Aunque algo está claro: por lo que respecta a los necrones no hay ningún lugar ni remotamente seguro, como ahora sabemos muy bien a nuestra propia costa. Al menos, ese nido en particular parecía haber quedado aniquilado, aunque nadie podría volver jamás a comprobarlo; lo primero que hizo Amberley cuando por fin le llegó mi mensaje fue poner a todo el sistema bajo cuarentena inquisitorial[76].

Si en todo este asunto hubo un momento luminoso, fue que pude pasar un poco de tiempo libre con ella, después de las sesiones interminables de información y de que ella hubiera terminado de entrevistar a todos los soldados del regimiento que habían visto u oído algo de lo que habíamos encontrado en aquella miserable bola de hielo y de amenazarlos a todos con la ira del Emperador si alguna vez insinuaban lo más mínimo al respecto. O con la ira de la Inquisición, que, pueden creerme, es todavía más temible.

Amberley estaba de un humor sombrío, nada natural en ella, la última noche que pasamos juntos. La mesa montada para el caso en su suite del hotel estaba cubierta de placas de datos mientras coordinaba los informes de todos los testigos. Alzó la cabeza y me dirigió una triste sonrisa cuando entré.

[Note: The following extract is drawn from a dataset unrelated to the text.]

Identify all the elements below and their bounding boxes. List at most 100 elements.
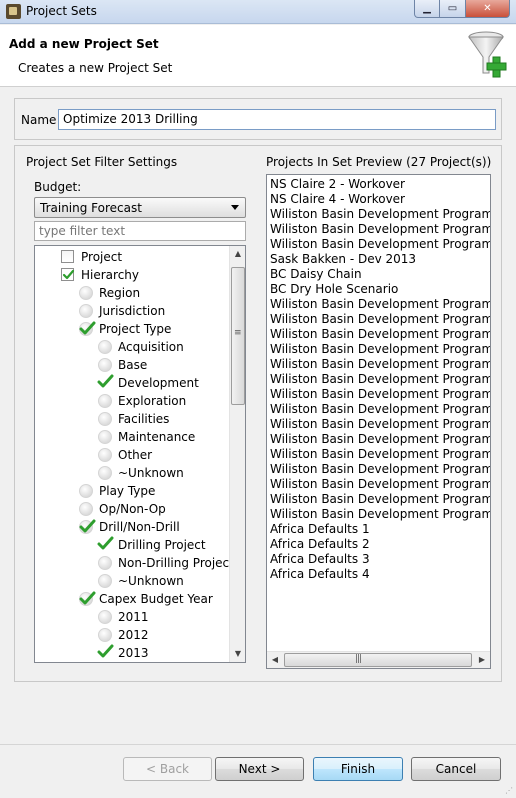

—Has tenido una suerte enorme —dijo. Sus ojos azules estaban empañados por el cansancio. Asentí y me quedé de pie, a un lado, para que el servidor de habitaciones entrara con una bandeja de comida. Al verla, Amberley enarcó una ceja.

—Me tomé la libertad de ordenar que nos subiesen la cena —apunté—. Parecías ocupada.

—Gracias —respondió.

Se estiró y yo me acerqué para masajearle los hombros a fin de aliviar su tensión mientras el servidor disponía los platos y los cubiertos sobre la mesa del comedor. Cuando quitaron las tapas, sonrió.

—Sorbete de bayas de acken. Uno de mis favoritos. —No me había resultado difícil recordar aquello, de modo que sonreí a mi vez.

—Dijiste que si pudieras no comerías más que eso la última vez que lo pediste.

—¿Eso dije? —Su sonrisa se amplió cuando vio el plato principal—. ¿Qué es eso?

—Filete de ambull —respondí—. Creo que me lo debían.

[La narración de Cain se extiende a lo largo de varios párrafos más, pero como sólo trata de cuestiones personales carentes de interés para el público en general, he optado por terminar este extracto del archivo aquí mismo.]